Report Urges Major Fiscal Overhaul for Canada to Meet NATO Defence Spending Target
A new report from the C.D. Howe Institute has issued a stark warning: Canada must implement significant fiscal changes, including hiking the Goods and Services Tax (GST) and cutting non-defence spending, to meet the North Atlantic Treaty Organization's (NATO) defence spending target of five per cent of gross domestic product (GDP) by 2035. This comes despite Canada achieving the current two per cent GDP target five years ahead of schedule.
"No Free Lunch" in Defence Funding
Colin Busby, co-author of the report and director of policy engagement at the think tank, emphasized the gravity of the situation. "The main message is that in order for Canada to meet its NATO and defence spending commitments, it is going to have to radically transform the way the federal government allocates funds," Busby stated. "This is going to be a major shift in its finances. There’s no free lunch. There’s no way of doing this without imposing costs and constraints somewhere in our financial structure."

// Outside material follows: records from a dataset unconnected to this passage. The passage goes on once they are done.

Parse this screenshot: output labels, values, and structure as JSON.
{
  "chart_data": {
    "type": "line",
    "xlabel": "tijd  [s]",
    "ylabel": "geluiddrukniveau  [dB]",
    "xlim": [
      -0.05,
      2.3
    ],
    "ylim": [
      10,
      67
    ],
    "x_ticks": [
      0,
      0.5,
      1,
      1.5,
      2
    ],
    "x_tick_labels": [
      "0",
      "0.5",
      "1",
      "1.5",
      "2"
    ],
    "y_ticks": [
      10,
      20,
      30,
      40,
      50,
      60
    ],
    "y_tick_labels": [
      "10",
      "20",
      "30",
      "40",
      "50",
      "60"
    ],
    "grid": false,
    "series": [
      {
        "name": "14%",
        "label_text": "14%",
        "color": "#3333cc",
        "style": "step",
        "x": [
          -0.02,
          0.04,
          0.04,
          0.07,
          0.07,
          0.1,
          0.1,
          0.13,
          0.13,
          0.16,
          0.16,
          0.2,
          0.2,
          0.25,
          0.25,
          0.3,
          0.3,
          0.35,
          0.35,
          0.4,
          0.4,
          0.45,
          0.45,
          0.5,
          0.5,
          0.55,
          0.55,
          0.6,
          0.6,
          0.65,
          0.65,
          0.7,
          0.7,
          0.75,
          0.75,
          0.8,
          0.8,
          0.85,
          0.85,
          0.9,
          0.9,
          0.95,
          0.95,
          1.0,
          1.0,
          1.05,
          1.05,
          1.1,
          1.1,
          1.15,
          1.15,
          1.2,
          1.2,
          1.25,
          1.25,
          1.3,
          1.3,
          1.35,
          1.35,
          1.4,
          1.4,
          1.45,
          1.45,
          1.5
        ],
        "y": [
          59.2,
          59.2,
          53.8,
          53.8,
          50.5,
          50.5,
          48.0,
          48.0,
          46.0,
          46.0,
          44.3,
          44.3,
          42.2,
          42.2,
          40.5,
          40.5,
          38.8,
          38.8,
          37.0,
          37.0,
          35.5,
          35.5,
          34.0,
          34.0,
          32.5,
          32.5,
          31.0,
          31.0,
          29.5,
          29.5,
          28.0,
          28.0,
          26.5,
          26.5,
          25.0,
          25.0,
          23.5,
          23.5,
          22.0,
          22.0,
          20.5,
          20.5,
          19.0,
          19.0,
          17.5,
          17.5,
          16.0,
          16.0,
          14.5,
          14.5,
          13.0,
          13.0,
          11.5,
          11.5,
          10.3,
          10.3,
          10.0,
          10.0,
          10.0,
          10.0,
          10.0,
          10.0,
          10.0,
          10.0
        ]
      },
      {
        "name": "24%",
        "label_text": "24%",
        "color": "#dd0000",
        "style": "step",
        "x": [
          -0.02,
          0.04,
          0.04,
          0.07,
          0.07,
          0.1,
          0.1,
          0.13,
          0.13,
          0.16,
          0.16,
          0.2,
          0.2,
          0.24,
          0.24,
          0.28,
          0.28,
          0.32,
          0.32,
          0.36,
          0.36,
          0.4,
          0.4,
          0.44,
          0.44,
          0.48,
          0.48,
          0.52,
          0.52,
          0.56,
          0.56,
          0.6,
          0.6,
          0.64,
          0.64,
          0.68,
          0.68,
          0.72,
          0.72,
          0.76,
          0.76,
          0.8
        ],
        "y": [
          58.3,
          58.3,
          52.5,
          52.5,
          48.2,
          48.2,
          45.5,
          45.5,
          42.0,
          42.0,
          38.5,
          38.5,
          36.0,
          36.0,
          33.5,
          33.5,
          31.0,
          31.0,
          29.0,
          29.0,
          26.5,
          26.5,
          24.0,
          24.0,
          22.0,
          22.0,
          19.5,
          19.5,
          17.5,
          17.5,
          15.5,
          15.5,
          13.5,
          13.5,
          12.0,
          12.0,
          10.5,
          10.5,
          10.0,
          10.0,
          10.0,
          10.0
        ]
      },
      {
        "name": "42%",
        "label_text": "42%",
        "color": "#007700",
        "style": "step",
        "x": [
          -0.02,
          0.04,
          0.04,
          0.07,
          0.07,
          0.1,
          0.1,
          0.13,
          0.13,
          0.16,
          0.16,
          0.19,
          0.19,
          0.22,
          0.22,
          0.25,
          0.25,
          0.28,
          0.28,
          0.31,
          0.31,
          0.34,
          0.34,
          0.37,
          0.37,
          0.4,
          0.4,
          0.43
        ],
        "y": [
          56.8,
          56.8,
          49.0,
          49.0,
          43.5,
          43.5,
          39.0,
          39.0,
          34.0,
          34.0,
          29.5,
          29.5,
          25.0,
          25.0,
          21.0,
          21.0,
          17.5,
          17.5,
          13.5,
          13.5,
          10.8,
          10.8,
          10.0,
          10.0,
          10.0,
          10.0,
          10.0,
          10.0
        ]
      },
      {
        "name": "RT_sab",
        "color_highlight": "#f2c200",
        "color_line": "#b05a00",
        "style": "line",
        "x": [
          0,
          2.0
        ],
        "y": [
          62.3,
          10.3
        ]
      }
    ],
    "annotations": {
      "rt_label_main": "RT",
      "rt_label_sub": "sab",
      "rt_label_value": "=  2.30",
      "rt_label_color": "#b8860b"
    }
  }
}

The report highlights that Canada's current economic landscape—characterized by high debt levels, weak productivity, slow economic growth, and an aging population—makes it impossible to accommodate the defence spending increases promised by the Mark Carney government without broader fiscal adjustments.
Proposed Fiscal Measures
To address this challenge, the report advocates for a "mixed financing approach" that could include:
- Increasing the GST from five per cent to seven per cent.
- Adjusting provincial transfers to grow at a slower rate than GDP.
- Implementing non-defence spending restraint across multiple areas to avoid overburdening any single program.
According to the analysis, raising the GST is preferable to increasing taxes on personal income and savings because it "creates fewer distortions and is less harmful to economic growth," which is crucial for boosting productivity. This measure could also help maintain funding for essential services like health care and education.
Long-Term Implications and Caution
The report projects that defence spending could approach $150 billion annually by 2034 to 2035, a figure comparable to expenditures on major social and health-care programs. Busby cautioned against relying solely on debt financing, noting that it unfairly shifts the burden to future generations. "The benefits of improved defence accrue to Canadians today more than they accrue to Canadians in the future, so we just need to be very cautious about how much we want to use debt to finance this increase," he explained.
Despite the ambitious targets, Busby acknowledged that the funding strategy has not been fully developed. "How we are going to pay for all this hasn’t yet been fully fleshed out," he admitted, underscoring the need for careful planning and public discourse on this pressing fiscal issue.